The goal for researchers is to combine the desirable traits into varieties that will do well — from farm to bottle.

“My goal is to produce and deliver the varieties that do well here in Ohio,” Stockinger said, noting that Ohio is actually well suited for barley because of the cool climate, which produces lower-protein grain.

And Ohio is suitable for another reason: the rapid growth of craft breweries that want locally sourced grain.

Bill Bakan, of Maize Valley Winery.
Bill Bakan, of Maize Valley Winery.

“The craft brewing movement is actually changing the dynamics of where the ingredients come from and the rules of the game,” he said. “There’s a lot of craft maltsters that are popping up all over the place and they’re looking for locally grown barley varieties.”

For farmers, that means more value for their crop. If marketed right, Stockinger said they can realize $6-7 a bushel, compared to about $4 they might get for a bushel of wheat. And after the grain is harvested, the barley straw is a valuable resource, as well.

Added value

Matt Cunningham, a grain farmer in Union County and part owner of Rustic Brew Farm, grows and malts his own barley, and sells it to brewers across the state. Last year he grew 100 acres, and this year he is working on 50.

His family farms about 2,600 acres of commodity crops, but “because of what the grain markets did back in 2013,” he was looking for a new venture.

That led him to not only grow his barley, but invest in the technology to malt it for other brewers. His first malting unit did 500-pound batches in 10 days, and he recently began using a new unit, which can malt two tons in the same amount of time.

Cunningham sells to about a dozen craft brewers across the state and said demand continues to increase.

“I can’t even crack the surface on the demand in Ohio,” he said.

Custom malting

Maize Valley sends its barley to Haus Malts, in Cleveland, where 24-year-old Andrew Marthahus, and his father, Craig, are in their third year of operating a custom malting business. So far, they have supplied more than 40 breweries in Ohio with malted grain, and they also malt other grains, to be used in food products.

Like others, Andrew said malting is a real science and a lot of things can go wrong if it’s not done carefully. He holds a chemical engineering degree and finds himself constantly monitoring the malting process for temperature, moisture absorption and germination.

“It’s very complicated and time-intensive process,” Andrew said.

Haus Malts uses a stainless steel grain bin for malting, and can malt about two tons in eight days. Some larger malt operations west of Ohio use large, confined rooms for malting, where they spread the grain over a sanitized floor, and keep it stirred.

Most of the malted barley grown in the U.S. is grown in states west of the Mississippi River, according to Stockinger. He estimated there 1,000 acres grown in Ohio.

But as the research improves and as brewers continue to brand themselves with a local product — the opportunity for Ohio barley looks promising.
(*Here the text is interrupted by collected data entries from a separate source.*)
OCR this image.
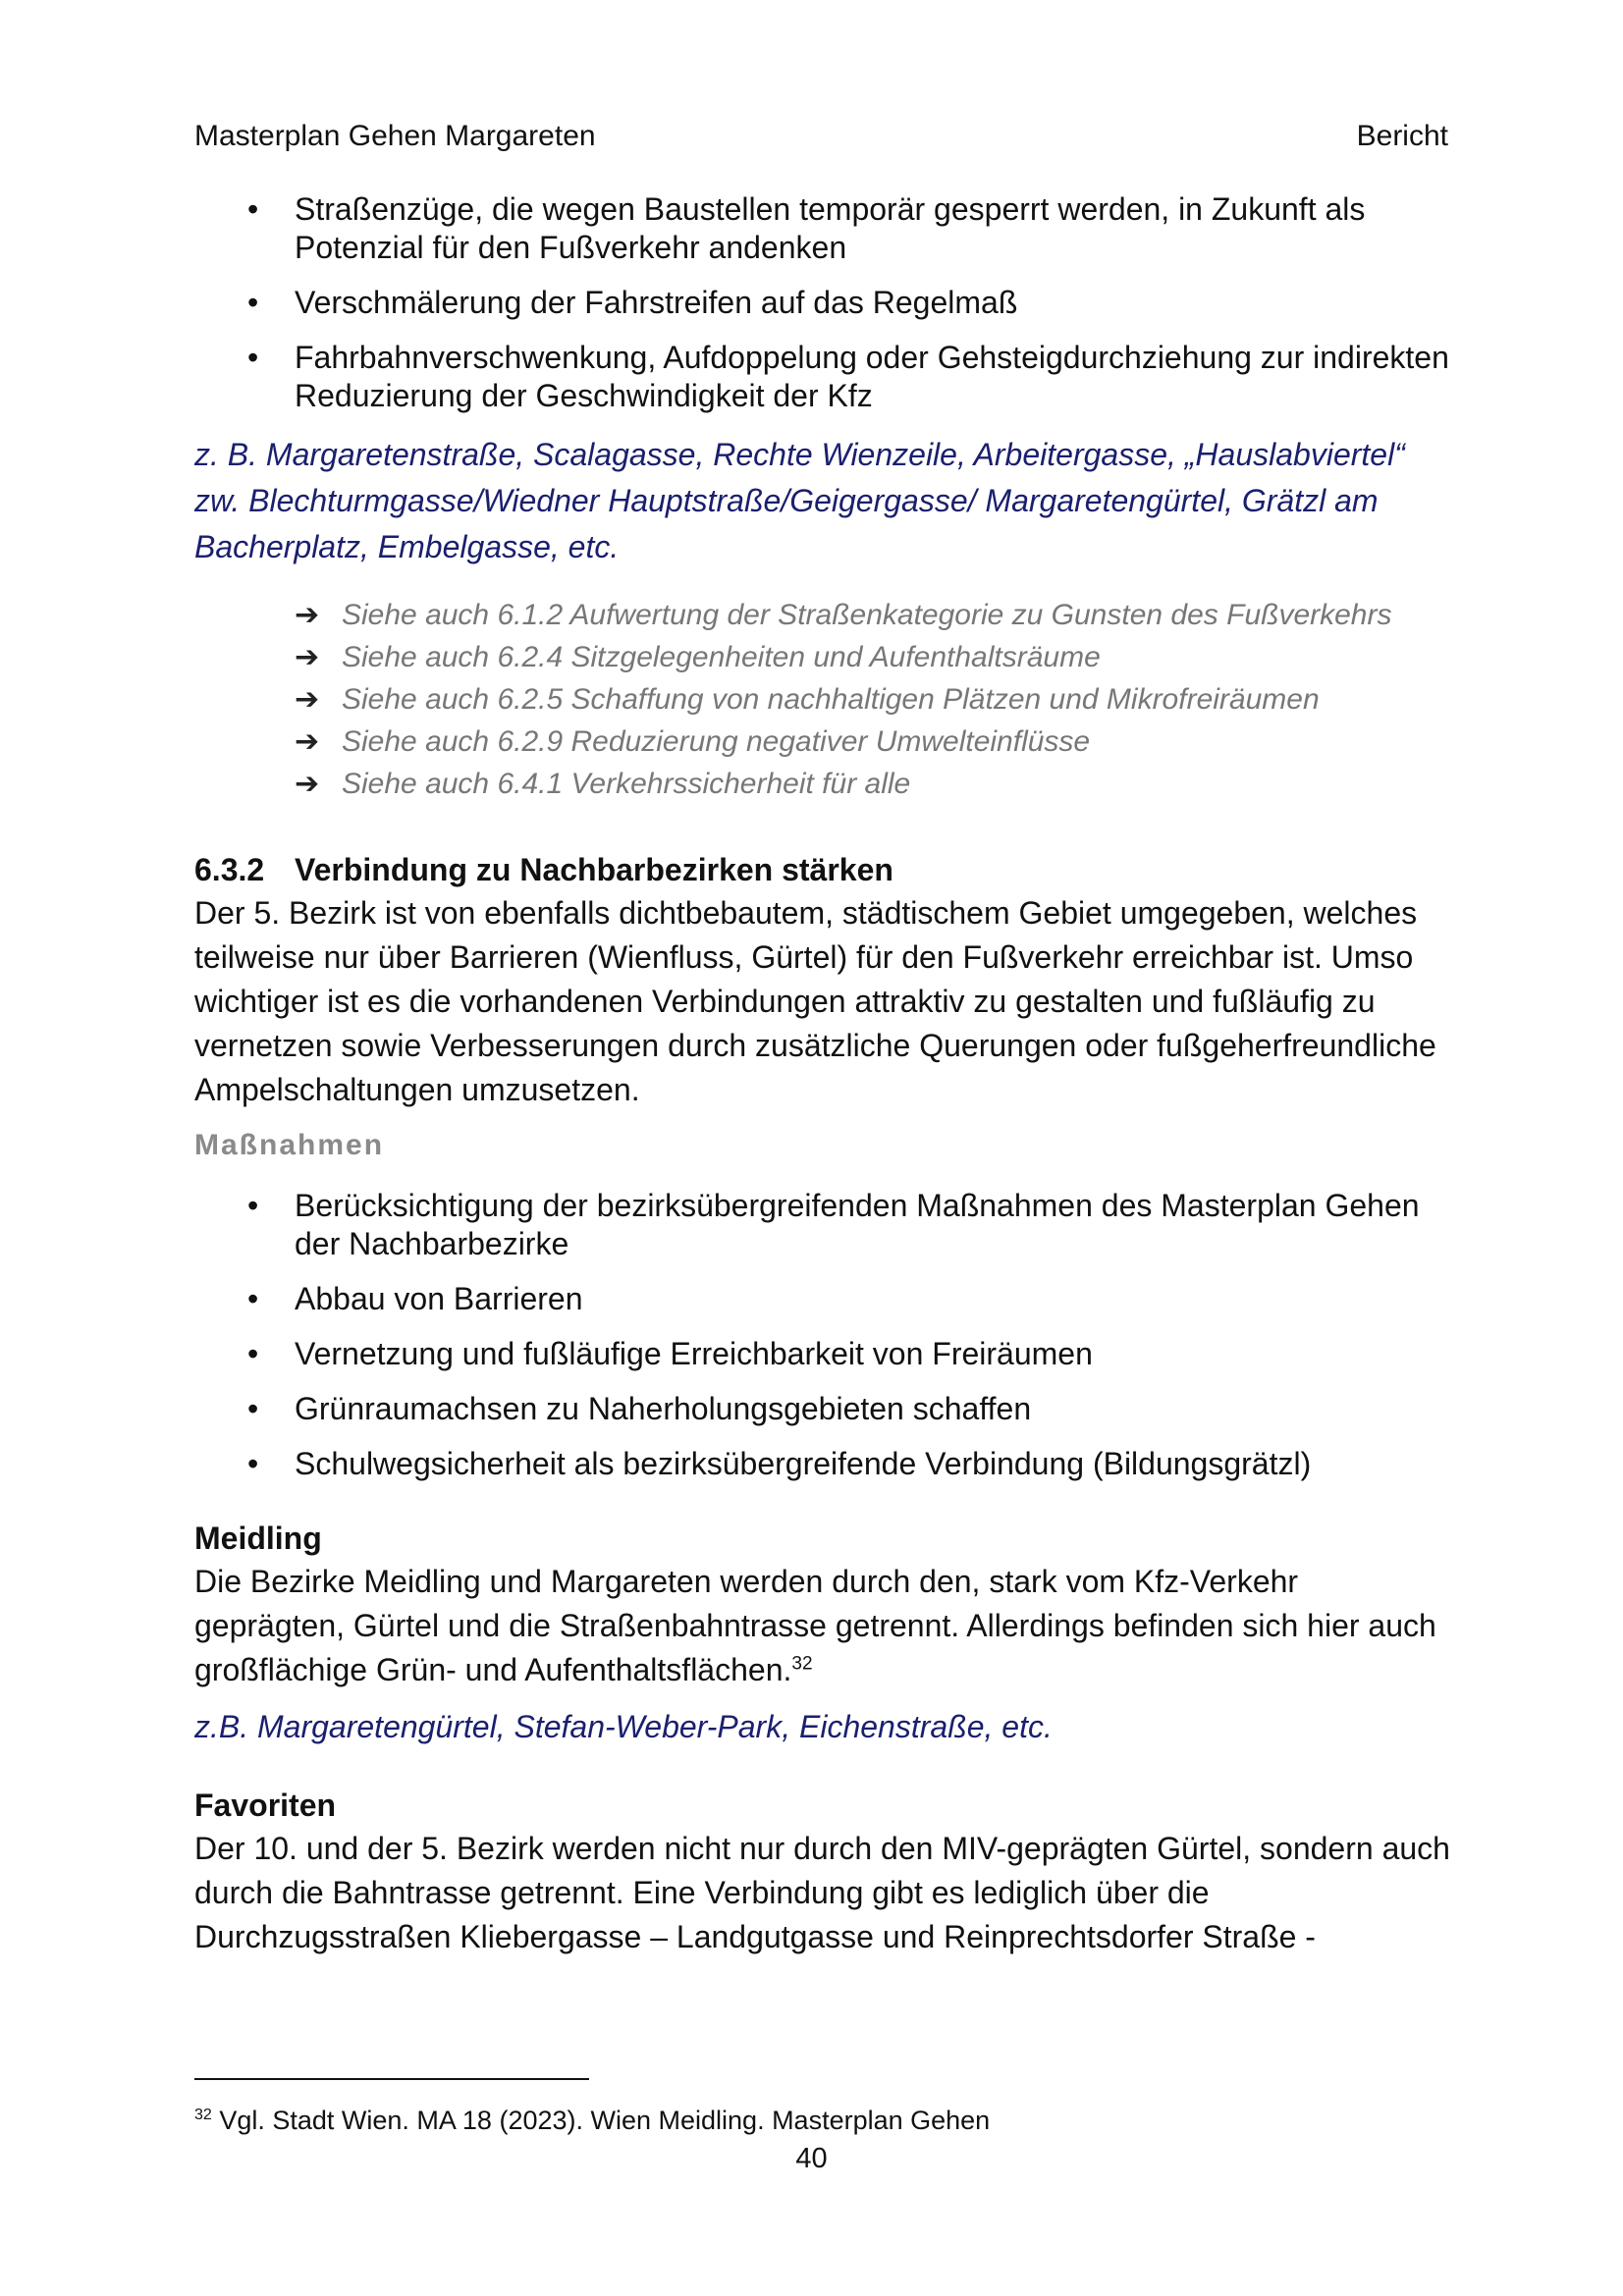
Masterplan Gehen Margareten	Bericht
• Straßenzüge, die wegen Baustellen temporär gesperrt werden, in Zukunft als Potenzial für den Fußverkehr andenken
• Verschmälerung der Fahrstreifen auf das Regelmaß
• Fahrbahnverschwenkung, Aufdoppelung oder Gehsteigdurchziehung zur indirekten Reduzierung der Geschwindigkeit der Kfz

z. B. Margaretenstraße, Scalagasse, Rechte Wienzeile, Arbeitergasse, „Hauslabviertel“ zw. Blechturmgasse/Wiedner Hauptstraße/Geigergasse/ Margaretengürtel, Grätzl am Bacherplatz, Embelgasse, etc.

➔ Siehe auch 6.1.2 Aufwertung der Straßenkategorie zu Gunsten des Fußverkehrs
➔ Siehe auch 6.2.4 Sitzgelegenheiten und Aufenthaltsräume
➔ Siehe auch 6.2.5 Schaffung von nachhaltigen Plätzen und Mikrofreiräumen
➔ Siehe auch 6.2.9 Reduzierung negativer Umwelteinflüsse
➔ Siehe auch 6.4.1 Verkehrssicherheit für alle
6.3.2 Verbindung zu Nachbarbezirken stärken

Der 5. Bezirk ist von ebenfalls dichtbebautem, städtischem Gebiet umgegeben, welches teilweise nur über Barrieren (Wienfluss, Gürtel) für den Fußverkehr erreichbar ist. Umso wichtiger ist es die vorhandenen Verbindungen attraktiv zu gestalten und fußläufig zu vernetzen sowie Verbesserungen durch zusätzliche Querungen oder fußgeherfreundliche Ampelschaltungen umzusetzen.

Maßnahmen
• Berücksichtigung der bezirksübergreifenden Maßnahmen des Masterplan Gehen der Nachbarbezirke
• Abbau von Barrieren
• Vernetzung und fußläufige Erreichbarkeit von Freiräumen
• Grünraumachsen zu Naherholungsgebieten schaffen
• Schulwegsicherheit als bezirksübergreifende Verbindung (Bildungsgrätzl)
Meidling

Die Bezirke Meidling und Margareten werden durch den, stark vom Kfz-Verkehr geprägten, Gürtel und die Straßenbahntrasse getrennt. Allerdings befinden sich hier auch großflächige Grün- und Aufenthaltsflächen.$^{32}$

z.B. Margaretengürtel, Stefan-Weber-Park, Eichenstraße, etc.

Favoriten

Der 10. und der 5. Bezirk werden nicht nur durch den MIV-geprägten Gürtel, sondern auch durch die Bahntrasse getrennt. Eine Verbindung gibt es lediglich über die Durchzugsstraßen Kliebergasse – Landgutgasse und Reinprechtsdorfer Straße -

$^{32}$ Vgl. Stadt Wien. MA 18 (2023). Wien Meidling. Masterplan Gehen
40
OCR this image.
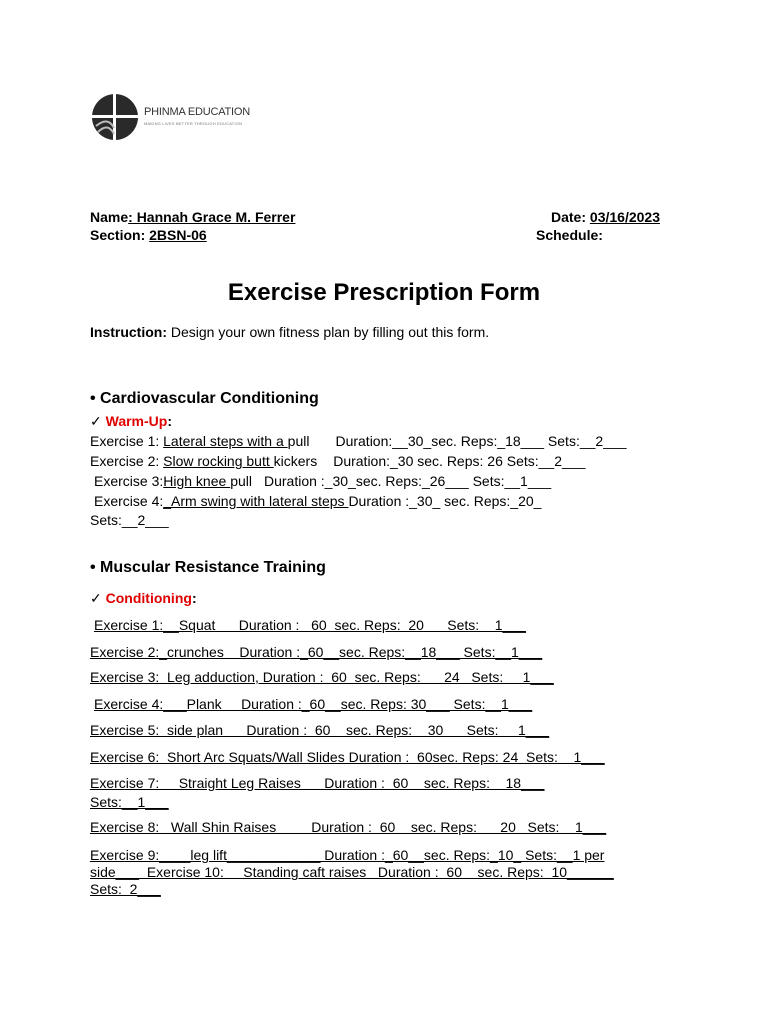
PHINMA EDUCATION
MAKING LIVES BETTER THROUGH EDUCATION
Name: Hannah Grace M. Ferrer	Date: 03/16/2023
Section: 2BSN-06	Schedule:
Exercise Prescription Form
Instruction: Design your own fitness plan by filling out this form.
• Cardiovascular Conditioning
✓ Warm-Up:
Exercise 1: Lateral steps with a pull Duration:__30_sec. Reps:_18___ Sets:__2___
Exercise 2: Slow rocking butt kickers Duration:_30 sec. Reps: 26 Sets:__2___
Exercise 3:High knee pull Duration :_30_sec. Reps:_26___ Sets:__1___
Exercise 4:_Arm swing with lateral steps Duration :_30_ sec. Reps:_20_
Sets:__2___
• Muscular Resistance Training
✓ Conditioning:
Exercise 1:__Squat      Duration :   60  sec. Reps:  20      Sets:    1___
Exercise 2:_crunches    Duration :_60__sec. Reps:__18___ Sets:__1___
Exercise 3:  Leg adduction, Duration :  60  sec. Reps:      24   Sets:     1___
Exercise 4:___Plank     Duration :_60__sec. Reps: 30___ Sets:__1___
Exercise 5:  side plan      Duration :  60    sec. Reps:    30      Sets:     1___
Exercise 6:  Short Arc Squats/Wall Slides Duration :  60sec. Reps: 24  Sets:    1___
Exercise 7:     Straight Leg Raises      Duration :  60    sec. Reps:    18___
Sets:__1___
Exercise 8:   Wall Shin Raises         Duration :  60    sec. Reps:      20   Sets:    1___
Exercise 9:____leg lift____________ Duration :_60__sec. Reps:_10_ Sets:__1 per
side___  Exercise 10:     Standing caft raises   Duration :  60    sec. Reps:  10______
Sets:  2___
“There’s a lot of craft maltsters that are popping up all over the place and they’re looking for locally grown barley varieties,” Stockinger said. “The problem is that the U.S. hasn’t put any effort into developing varieties for malting purposes in the regions where most of these people are.”

Bakan said some brewers could probably save money by buying their barley from other growers, but he sees growing it and making his own beer as a way of completing the local product chain, and “honoring the heritage” of Ohio agriculture.